La Fiscalía General de la República (FGR) ha optado por el hermetismo total. A pesar de que existen denuncias formales, la institución no ha dado un solo paso para investigar al ex secretario de Gobernación y exgobernador de Tabasco, considerado el “hermano” y hombre de confianza del expresidente.
700 millones y 37 denuncias en el olvido
La inacción de la autoridad no es por falta de pruebas, sino por falta de voluntad política. Hace apenas tres meses, se presentaron ante la FGR 37 denuncias formales contra Adán Augusto López por un presunto quebranto al erario público de más de 700 millones de pesos, cometido durante su gestión como gobernador de Tabasco .

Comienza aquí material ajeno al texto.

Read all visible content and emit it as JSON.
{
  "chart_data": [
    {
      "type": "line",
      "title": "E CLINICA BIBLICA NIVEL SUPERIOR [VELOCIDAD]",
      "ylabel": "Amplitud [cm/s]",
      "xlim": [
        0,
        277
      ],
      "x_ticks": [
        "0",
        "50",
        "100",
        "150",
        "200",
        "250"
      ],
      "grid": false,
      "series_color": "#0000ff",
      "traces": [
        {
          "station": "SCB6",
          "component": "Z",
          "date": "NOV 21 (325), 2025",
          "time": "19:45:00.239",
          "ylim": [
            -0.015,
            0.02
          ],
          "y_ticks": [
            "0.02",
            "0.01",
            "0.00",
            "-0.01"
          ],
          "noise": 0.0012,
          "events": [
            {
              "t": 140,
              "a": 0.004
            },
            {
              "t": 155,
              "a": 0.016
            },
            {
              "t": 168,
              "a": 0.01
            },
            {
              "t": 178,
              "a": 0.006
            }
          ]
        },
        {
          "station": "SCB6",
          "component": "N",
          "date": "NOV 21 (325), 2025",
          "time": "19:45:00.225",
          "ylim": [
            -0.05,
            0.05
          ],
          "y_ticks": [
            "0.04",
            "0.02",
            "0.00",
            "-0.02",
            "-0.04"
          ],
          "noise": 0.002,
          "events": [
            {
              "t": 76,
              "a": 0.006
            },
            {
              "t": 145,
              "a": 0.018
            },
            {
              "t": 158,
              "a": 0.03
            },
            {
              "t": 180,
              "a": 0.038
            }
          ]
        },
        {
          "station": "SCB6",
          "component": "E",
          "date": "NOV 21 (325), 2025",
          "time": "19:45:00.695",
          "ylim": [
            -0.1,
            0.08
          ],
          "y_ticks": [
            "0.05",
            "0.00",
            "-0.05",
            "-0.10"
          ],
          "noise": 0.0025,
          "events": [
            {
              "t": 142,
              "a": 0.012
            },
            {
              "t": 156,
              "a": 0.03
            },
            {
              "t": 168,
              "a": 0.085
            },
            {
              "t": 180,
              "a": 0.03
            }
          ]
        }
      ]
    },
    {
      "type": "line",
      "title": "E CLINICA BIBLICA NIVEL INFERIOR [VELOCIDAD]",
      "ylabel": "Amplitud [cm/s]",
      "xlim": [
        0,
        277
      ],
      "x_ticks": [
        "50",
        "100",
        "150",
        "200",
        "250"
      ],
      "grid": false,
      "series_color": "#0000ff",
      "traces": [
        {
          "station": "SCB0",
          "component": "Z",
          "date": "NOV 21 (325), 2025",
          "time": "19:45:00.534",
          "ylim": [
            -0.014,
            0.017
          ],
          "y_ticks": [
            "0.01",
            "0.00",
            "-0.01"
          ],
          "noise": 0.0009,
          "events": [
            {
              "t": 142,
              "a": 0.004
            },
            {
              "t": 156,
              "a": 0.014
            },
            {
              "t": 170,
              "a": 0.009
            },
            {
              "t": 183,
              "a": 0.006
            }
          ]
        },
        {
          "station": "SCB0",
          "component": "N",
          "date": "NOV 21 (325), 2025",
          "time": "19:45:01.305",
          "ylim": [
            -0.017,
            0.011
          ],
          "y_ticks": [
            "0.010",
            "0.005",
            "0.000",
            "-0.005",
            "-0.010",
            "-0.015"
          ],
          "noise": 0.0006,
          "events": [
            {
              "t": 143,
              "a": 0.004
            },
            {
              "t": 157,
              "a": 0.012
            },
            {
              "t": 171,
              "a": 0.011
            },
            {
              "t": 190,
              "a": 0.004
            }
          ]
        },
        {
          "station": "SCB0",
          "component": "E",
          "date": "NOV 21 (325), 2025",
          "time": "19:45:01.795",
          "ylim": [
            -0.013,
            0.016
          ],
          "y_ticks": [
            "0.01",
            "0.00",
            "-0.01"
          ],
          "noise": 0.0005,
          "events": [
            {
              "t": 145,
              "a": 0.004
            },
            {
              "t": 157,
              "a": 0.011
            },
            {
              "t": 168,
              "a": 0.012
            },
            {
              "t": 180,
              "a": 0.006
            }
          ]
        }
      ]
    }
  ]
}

Adán Augusto, “intocable": FGR congela 37 denuncias por nexos con La Barredora y desfalcos
Leonardo Núñez, investigador de Mexicanos Contra la Corrupción y la Impunidad (MCCI), señala que la autoridad tiene las evidencias en el escritorio, pero elige mirar hacia otro lado.
“La autoridad nunca ha dado un paso para señalarlo como un posible indiciado a pesar de las evidencias... ya están presentadas (las denuncias), pero lo que pasa es que la autoridad tiene la capacidad discrecional de decidir abrir o no abrir la carpeta de investigación”, explicó el analista.
Un “Macro Caso” de corrupción y crimen
Pero el dinero es solo la punta del iceberg. El historial de López Hernández va mucho más allá de los desvíos administrativos. Se le señala como un “macro caso” de corrupción que abarca prácticamente todos los delitos de alto impacto.
Entre las acusaciones más graves destacan sus presuntos nexos con Hernán Bermúdez Requena y el grupo criminal “La Barredora”, brazo armado del crimen organizado en el sureste. A esto se suman señalamientos por:
- Tráfico de influencias.
- Contrabando de combustible (Huachicol).
- Nepotismo e irregularidades en su patrimonio.
- Operar como el “notario favorito” de los beneficiarios del régimen.
“Adán Augusto da una muestra de todo lo que es posible hacer en los gobiernos de la cuarta transformación... Vemos cómo hay diferentes facetas de él que han participado en diferentes esquemas”, agregó Núñez.
Justicia a modo: La lealtad sobre la ley
El panorama para que se haga justicia es desolador. Con la reciente reforma judicial y la llegada de jueces afines al partido en el poder, la posibilidad de que Adán Augusto enfrente un tribunal se desvanece.
Según MCCI, estamos entrando en una etapa de “profundización del sistema”, donde el criterio para decidir la culpabilidad o inocencia no es la ley, sino la lealtad política. Mientras tanto, el “hermano entrañable” de Palenque sigue intocable, cobijado por una justicia que, en tiempos de la 4T, parece ser selectiva y sorda.